HERE WAS NO BLINDING LIGHT ON the road to Damascus, no sudden epiphany that brought about all these good things and changed Grace from a blocked-up colander, its spirituality strained through a few holes, to the neighborhood “power station,” as the Rev. Jesse Jackson refers to those churches that preach a seven-day gospel.

And it is working. They raised $35,000 for the new roof and painting, and after three failed pledge drives, collected $78,000 to repair and refurbish the magnificent 1925 Kimball pipe organ. After ten years, the nursery was reopened and not just for Bill Bryan’s two small children, Catherine and Christopher. Last year nine babies and eight adults were baptized. Grace gained sixteen new members and paid $14,000 in apportionments and more than $8,000 for missionary work. None of the six EDCP Methodist churches lost members or failed to pay their way.

After five years, Grace Church was beginning to emulate the synagogue of Biblical times and offer precisely the same soul-nourishing, small focus, the village-scaled, your-face-to-my-face warmth that ancient worshipers had given each other around their altars. Grace would be a school, meeting house, library, and community hub where God’s great word was localized into chapters to be absorbed by the congregation piece by piece. Each person was a participant in, not a gawker at, the divine process.

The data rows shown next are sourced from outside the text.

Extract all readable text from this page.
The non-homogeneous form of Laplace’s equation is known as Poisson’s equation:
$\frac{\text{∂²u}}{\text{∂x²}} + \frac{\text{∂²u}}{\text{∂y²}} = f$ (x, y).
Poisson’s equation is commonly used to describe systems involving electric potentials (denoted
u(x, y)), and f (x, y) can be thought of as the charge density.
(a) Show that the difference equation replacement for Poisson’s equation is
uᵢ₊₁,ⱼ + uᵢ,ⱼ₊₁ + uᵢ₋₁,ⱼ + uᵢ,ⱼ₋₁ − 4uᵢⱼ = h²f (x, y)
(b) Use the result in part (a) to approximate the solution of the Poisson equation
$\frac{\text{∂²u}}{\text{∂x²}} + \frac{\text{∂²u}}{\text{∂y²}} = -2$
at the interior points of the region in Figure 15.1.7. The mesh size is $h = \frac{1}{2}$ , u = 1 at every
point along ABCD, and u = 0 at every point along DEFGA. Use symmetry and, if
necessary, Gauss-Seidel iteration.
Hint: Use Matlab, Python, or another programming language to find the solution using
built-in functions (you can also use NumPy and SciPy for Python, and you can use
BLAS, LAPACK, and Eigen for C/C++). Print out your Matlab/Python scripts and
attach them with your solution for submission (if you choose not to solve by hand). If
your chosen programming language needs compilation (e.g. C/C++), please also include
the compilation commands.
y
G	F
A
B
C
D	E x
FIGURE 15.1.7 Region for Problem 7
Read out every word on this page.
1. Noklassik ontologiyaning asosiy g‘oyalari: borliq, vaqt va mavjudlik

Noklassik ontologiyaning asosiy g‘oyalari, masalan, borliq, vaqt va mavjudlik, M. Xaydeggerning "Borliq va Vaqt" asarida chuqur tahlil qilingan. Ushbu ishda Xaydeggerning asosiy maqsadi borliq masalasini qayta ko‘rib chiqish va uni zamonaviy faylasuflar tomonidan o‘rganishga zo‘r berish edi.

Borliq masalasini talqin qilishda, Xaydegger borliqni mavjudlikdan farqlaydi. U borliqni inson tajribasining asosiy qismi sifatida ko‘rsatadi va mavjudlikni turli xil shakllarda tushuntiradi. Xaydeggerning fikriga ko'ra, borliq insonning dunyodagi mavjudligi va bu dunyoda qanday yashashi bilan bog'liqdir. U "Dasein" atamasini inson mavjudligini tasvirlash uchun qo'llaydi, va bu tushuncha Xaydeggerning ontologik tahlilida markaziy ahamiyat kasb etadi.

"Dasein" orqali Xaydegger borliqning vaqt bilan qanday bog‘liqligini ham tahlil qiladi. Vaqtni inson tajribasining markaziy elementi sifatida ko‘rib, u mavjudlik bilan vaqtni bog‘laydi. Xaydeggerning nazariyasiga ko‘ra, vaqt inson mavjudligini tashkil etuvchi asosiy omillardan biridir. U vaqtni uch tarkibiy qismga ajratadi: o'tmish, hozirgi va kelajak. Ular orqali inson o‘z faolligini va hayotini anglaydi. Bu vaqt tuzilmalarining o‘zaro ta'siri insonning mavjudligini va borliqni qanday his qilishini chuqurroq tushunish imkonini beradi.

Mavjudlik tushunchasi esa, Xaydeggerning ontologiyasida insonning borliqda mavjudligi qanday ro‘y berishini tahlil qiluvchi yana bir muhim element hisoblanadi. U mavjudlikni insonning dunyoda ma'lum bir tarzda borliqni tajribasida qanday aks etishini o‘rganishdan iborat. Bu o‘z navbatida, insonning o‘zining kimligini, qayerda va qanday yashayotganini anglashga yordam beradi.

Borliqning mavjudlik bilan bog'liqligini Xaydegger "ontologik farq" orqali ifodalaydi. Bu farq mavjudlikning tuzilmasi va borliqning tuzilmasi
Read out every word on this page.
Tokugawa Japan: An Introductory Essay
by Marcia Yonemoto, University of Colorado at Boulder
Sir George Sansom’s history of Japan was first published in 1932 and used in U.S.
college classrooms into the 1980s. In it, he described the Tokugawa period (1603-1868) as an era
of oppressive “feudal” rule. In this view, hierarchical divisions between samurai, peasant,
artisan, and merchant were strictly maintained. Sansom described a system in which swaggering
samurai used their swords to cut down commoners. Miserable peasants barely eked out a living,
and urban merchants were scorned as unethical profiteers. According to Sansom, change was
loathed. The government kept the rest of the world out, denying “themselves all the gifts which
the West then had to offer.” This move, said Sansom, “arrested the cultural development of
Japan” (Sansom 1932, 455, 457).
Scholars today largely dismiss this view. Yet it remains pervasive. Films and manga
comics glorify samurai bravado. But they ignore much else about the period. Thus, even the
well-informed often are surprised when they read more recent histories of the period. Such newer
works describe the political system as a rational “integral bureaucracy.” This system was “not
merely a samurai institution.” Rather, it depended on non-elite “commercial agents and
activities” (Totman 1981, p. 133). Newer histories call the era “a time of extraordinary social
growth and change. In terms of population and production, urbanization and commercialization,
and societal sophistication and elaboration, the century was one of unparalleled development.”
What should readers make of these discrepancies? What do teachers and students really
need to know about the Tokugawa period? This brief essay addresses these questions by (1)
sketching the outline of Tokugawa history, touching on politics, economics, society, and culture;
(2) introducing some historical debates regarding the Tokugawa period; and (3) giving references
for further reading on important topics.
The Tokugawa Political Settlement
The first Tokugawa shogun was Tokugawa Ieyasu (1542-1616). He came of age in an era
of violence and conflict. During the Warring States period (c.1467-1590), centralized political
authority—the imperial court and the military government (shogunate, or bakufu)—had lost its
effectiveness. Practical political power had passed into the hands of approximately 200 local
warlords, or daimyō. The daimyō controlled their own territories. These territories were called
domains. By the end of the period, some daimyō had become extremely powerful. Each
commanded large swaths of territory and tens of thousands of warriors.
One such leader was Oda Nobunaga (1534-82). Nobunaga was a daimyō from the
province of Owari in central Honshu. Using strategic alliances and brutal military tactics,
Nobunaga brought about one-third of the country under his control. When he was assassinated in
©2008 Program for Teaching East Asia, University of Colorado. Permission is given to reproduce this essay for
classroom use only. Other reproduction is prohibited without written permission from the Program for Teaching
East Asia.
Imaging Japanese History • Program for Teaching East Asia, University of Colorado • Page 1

On this beautiful sunny Sunday marking his fifth anniversary at Grace United Methodist Church, Bill Bryan joins the choir and gazes out on what he now considers his family. They are a lively mixture of the sumptuous and the somewhat soiled. There is Paul Clark, who two years ago lived on the streets but now has a room a block away and works nights at First Repub-licBank. Not long ago Clark saved his pocket change for six months and presented Bill Bryan with $29, which he asked to be used to feed the city’s homeless, He rarely misses a Sunday.

The Cambodians, as always, sit together with Pa Pan on the west side under the large stained-glass window; Joseph Mossima, a minister from Sierra Leone, and the other West Africans sit across the room mixed in with the durable saints, some younger families, and Dorothy Strong and her Ethiopian husband. When other Dallas ministers had hemmed and hawed, reluctant to marry the tall Irish lass and her short, handsome fiancé, Bryan said it would be an honor. Their son was born on Easter morning a year ago.

The five streetwise teenage girls who have faithfully attended Sunday school and church services since grade school sit near the back. Kelly, Lola, Stacy, Jeanette, and Clara. Grace Church is very special to Clara. When Clara’s family fell apart last year and she ended up living with a cousin she feared in a squalid Pleasant Grove apartment, Cheryl Wofford-Hill, a seminary student at Grace at the time, came out and rescued her. She stayed with Cheryl until a durable saint stepped in. Carl McCleskey and his wife, Frances (who had been Clara’s Sunday school teacher for years), offered to become her legal parents. Clara joined the McCleskey family in March of 1987.

There are so many others: wonderful Jack Hendricks, a mildly retarded man in his fifties who has been at Grace since he was a boy, who after church would do his little shuffle and come out with one of his four or five phrases: “Got a lot of girl friends” or “You got plenty of money”; Dale McEowen, the son of a Kansas City Methodist minister, a young man who had taken over the lay leadership from Carl McCleskey; Jack Fryer, an ex-rock ’n’ roll singer from Arkansas, now a businessman and member of the choir. Bryan recruited him while knocking on doors at Bryan Place one hot summer afternoon. Bless them all.

With the final bass organ note from the choral call to worship still echoing back in the farthest not-even-at-Easter-inhabited part of the room, the Rev. William Jennings Bryan III leads the call to worship:

From East Dallas and West Africa

Praise God, from whom all blessings flow;

From North America and Southeast Asia

Praise him, all creatures here below;

To the cushy condos, to the pallets on porches

Praise him above, ye heavenly host;

To the Old Guard and the New Age

Praise Father, Son, and Holy Ghost. Amen.